Ernesto Langer Moreno


A Samuel Fernández lo conocí en la sala de espera de la editorial LOM un día en que ambos estábamos allí para la revisión de un libro.

El mío, una novela guardada durante años en un cajón y que ahora, de repente, vería la luz. El suyo, un libro de poemas experimentales que habían sido escritos en 48 horas y que, según él, cambiarían al mundo.

Como conozco a los poetas no me extrañó oírselo decir a viva voz, esperando que todos lo escucharan.

Tan seguro estaba de sí mismo y de su obra.


No supe de él hasta el día en que recibí una invitación para el lanzamiento de su libro en un café de Providencia, al cual asistí.

Allí me encontré con el mundillo literario santiaguino compuesto por algunas poetisas con sombrero, antiguos escritores encorbatados y un sinnúmero de jóvenes vestidos de la manera más estrafalaria posible, todos poetas, supuse.
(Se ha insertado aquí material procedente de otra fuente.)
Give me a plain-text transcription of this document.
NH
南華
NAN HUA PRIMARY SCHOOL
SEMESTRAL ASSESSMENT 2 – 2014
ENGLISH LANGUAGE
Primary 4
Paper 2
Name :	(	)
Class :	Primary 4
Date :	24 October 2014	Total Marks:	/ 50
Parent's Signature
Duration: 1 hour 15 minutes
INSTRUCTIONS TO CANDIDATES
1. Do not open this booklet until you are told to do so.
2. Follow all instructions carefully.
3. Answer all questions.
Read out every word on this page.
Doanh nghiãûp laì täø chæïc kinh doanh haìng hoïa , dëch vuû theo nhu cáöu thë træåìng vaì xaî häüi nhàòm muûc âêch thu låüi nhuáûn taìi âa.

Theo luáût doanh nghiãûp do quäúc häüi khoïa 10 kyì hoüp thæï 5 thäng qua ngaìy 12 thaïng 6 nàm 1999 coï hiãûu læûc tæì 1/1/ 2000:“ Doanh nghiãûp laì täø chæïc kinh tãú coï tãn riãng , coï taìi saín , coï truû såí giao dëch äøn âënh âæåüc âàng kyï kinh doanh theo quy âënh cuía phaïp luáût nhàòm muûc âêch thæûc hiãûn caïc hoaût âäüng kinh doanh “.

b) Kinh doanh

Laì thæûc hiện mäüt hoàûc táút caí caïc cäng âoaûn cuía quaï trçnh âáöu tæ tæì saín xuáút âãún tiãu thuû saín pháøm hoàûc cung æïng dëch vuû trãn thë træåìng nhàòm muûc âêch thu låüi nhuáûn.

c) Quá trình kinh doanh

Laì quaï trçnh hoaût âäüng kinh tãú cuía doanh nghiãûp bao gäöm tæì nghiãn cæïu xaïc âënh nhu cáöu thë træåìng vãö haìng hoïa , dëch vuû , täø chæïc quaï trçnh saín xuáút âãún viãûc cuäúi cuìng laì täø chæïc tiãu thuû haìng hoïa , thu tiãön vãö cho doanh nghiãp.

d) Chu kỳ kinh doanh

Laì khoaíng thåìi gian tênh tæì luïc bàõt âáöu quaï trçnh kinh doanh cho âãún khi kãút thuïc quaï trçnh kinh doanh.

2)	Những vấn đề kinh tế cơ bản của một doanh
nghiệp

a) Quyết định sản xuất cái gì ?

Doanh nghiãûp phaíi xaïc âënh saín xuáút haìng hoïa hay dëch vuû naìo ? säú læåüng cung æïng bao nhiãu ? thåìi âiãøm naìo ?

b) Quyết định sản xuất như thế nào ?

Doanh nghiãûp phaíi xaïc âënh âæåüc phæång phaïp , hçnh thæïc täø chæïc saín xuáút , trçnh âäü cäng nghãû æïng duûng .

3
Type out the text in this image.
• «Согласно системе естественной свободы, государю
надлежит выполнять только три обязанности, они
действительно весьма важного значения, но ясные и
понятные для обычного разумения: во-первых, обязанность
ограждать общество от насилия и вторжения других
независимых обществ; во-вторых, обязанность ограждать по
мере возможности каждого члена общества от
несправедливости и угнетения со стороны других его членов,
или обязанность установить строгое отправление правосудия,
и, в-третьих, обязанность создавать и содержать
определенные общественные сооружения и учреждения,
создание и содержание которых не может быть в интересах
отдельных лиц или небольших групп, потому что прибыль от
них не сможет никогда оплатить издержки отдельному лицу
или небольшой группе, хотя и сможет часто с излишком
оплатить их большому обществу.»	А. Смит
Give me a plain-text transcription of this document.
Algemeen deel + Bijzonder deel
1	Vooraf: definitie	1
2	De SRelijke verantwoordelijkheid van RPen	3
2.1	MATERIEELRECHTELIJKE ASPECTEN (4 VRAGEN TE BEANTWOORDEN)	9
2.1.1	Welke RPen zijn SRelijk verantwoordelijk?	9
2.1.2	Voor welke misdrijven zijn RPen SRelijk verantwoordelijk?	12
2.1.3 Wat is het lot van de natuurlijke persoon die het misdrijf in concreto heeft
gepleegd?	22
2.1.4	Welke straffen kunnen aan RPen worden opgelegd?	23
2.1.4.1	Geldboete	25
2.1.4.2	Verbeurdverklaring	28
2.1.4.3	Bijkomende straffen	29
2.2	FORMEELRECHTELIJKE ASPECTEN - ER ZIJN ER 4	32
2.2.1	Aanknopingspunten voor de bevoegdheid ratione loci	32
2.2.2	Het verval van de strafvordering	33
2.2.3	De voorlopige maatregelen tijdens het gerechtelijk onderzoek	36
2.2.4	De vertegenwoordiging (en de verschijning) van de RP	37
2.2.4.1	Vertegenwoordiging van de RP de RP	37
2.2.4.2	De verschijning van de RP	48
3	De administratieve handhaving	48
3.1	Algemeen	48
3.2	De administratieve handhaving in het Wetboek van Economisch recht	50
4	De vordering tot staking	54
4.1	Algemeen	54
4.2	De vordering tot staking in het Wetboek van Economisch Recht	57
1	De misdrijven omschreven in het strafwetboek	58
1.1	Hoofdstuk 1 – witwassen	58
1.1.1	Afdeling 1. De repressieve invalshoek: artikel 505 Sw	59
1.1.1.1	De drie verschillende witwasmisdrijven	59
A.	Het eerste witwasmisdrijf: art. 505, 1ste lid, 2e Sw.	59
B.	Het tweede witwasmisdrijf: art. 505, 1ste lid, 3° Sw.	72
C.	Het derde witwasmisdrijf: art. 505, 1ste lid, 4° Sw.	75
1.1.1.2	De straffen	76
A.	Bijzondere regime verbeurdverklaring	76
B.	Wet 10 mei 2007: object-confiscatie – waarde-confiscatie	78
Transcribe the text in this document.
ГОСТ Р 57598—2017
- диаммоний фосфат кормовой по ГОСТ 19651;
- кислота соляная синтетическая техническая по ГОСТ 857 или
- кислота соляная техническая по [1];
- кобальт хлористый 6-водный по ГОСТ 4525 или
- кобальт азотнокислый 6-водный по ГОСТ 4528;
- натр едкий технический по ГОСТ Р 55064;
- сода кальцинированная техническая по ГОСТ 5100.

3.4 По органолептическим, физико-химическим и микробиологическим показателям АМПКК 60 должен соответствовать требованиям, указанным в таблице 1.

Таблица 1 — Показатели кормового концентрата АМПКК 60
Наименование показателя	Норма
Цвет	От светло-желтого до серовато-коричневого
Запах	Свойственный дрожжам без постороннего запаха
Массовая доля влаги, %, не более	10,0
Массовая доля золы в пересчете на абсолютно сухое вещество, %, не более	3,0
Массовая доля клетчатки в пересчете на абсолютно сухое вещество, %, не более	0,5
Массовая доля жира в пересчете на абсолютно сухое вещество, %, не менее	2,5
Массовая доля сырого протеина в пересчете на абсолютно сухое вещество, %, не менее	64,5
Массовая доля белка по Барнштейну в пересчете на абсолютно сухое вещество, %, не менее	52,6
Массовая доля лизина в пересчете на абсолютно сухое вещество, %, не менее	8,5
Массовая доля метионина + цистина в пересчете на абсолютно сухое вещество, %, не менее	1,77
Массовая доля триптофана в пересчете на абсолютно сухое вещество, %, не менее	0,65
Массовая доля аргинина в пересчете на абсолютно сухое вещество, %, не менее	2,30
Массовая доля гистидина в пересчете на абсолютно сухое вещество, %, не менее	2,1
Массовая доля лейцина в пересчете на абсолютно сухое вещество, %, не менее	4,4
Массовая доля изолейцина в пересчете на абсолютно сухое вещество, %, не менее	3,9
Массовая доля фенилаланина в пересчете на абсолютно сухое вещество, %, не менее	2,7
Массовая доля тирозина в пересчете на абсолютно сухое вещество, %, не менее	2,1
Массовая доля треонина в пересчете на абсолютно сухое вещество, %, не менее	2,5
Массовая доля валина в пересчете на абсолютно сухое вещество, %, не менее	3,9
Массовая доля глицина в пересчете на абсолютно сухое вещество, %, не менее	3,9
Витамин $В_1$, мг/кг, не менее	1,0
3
Samuel estaba eufórico saludando a los invitados hasta que una hora más tarde de lo previsto y cuando la sala se hubo llenado, la función comenzó.


El poeta fue presentado como una revelación literaria, advirtiendo a todos sobre la calidad transgresora y original de los poemas que se iban a escuchar.

Cuando el presentador terminó brotaron rápidamente los aplausos, enseguida Samuel tomó el micrófono; dijo algunas palabras, mostró su libro y comenzó a recitar sus poemas.

Leyó tres textos que se vieron interrumpidos por aplausos y, de pronto, dio por terminado el evento, invitando a los presentes a comprar un ejemplar.


Por lo que supe vendió varios ejemplares esa noche. Lo vi durante el cóctel escribiendo dedicatorias como un loco.

Compré también un libro y me puse a la cola de quienes esperaban una dedicatoria.

En cuanto me vio me saludó, me dijo que ahora yo podía constatar que lo que me había dicho acerca de su éxito literario era verdad. Lo dijo con orgullo, subiendo el tono de su voz con la intención que otros lo escucharan.

Te lo dije -me afirmó- y no pude más que asentir con la cabeza porque al menos eso era lo que parecía.

A la gente le gusta lo distinto, pensé.

Me despedí después de saludar a uno que otro conocido, ninguno muy cercano, desde lejos.


Camino a mi casa me fui hojeando el libro y llegué a la conclusión que los poemas no tenían ni pies ni cabeza. Según yo, era lo más malo que había leído nunca. Entonces recordé la gran cantidad de aplausos. ¿Quiénes pudieron aplaudir de esa manera?, me pregunté.

Acto seguido cerré el libro para guardármelo en un bolsillo y no le di más vueltas al asunto.


 Dos semanas después me topé en el metro con un joven que reconocí como uno de los poetas que asistieron a la presentación del libro de Samuel Fernández. Curiosamente él también me reconoció y extendió su mano para saludarme.

Hola -le dije.

 Nos bajamos en la misma estación y de pronto me preguntó cómo me iba con mi novela. Le comenté que estas cosas son lentas pero yo creía que bien; era sólo una cuestión de tiempo.

En todo caso no tengo tantas expectativas, al menos no como ciertos poetas.

–¿Como Samuel Fernández? –me preguntó, sin vacilar.

–Sí, le respondí, exacto.

–Pero no se aflija –me dijo– cuando usted quiera le organizamos una presentación como esa, genial,

¿verdad?

Tenemos todo el elenco, es cuestión de unos pocos

pesos. Somos expertos –continuó– nosotros

aplaudiendo, hablando en librerías y facultades,

podemos encumbrar cualquier cosa. La gente no

sabe qué pensar, necesitan un empujoncito y

nosotros se lo damos creando una pequeña masa

crítica de supuestos lectores interesados, contentos

con el autor y la obra. Lo demás llega solito.

Es un oficio como cualquiera, me entiende. Los escritores nos necesitan, porque somos capaces de convertir cualquier bodrio en un éxito. Tome –me dijo– aquí está mi tarjeta. Consúltele a Fernández como está de contento.


 Nada podría haberme parecido más atroz. Es así como están las cosas ahora, me dije. En todo caso esto es mejor y más original que las famosas sociedades de bombos mutuos

en que los escritores se felicitan y apoyan unos a otros. No se me habría ocurrido nunca.

Tal vez, pensé, no es una mala idea, y guardé la tarjeta.

Nos despedimos al salir de la estación. Quedé en llamarlo...aunque hasta ahora no lo he hecho.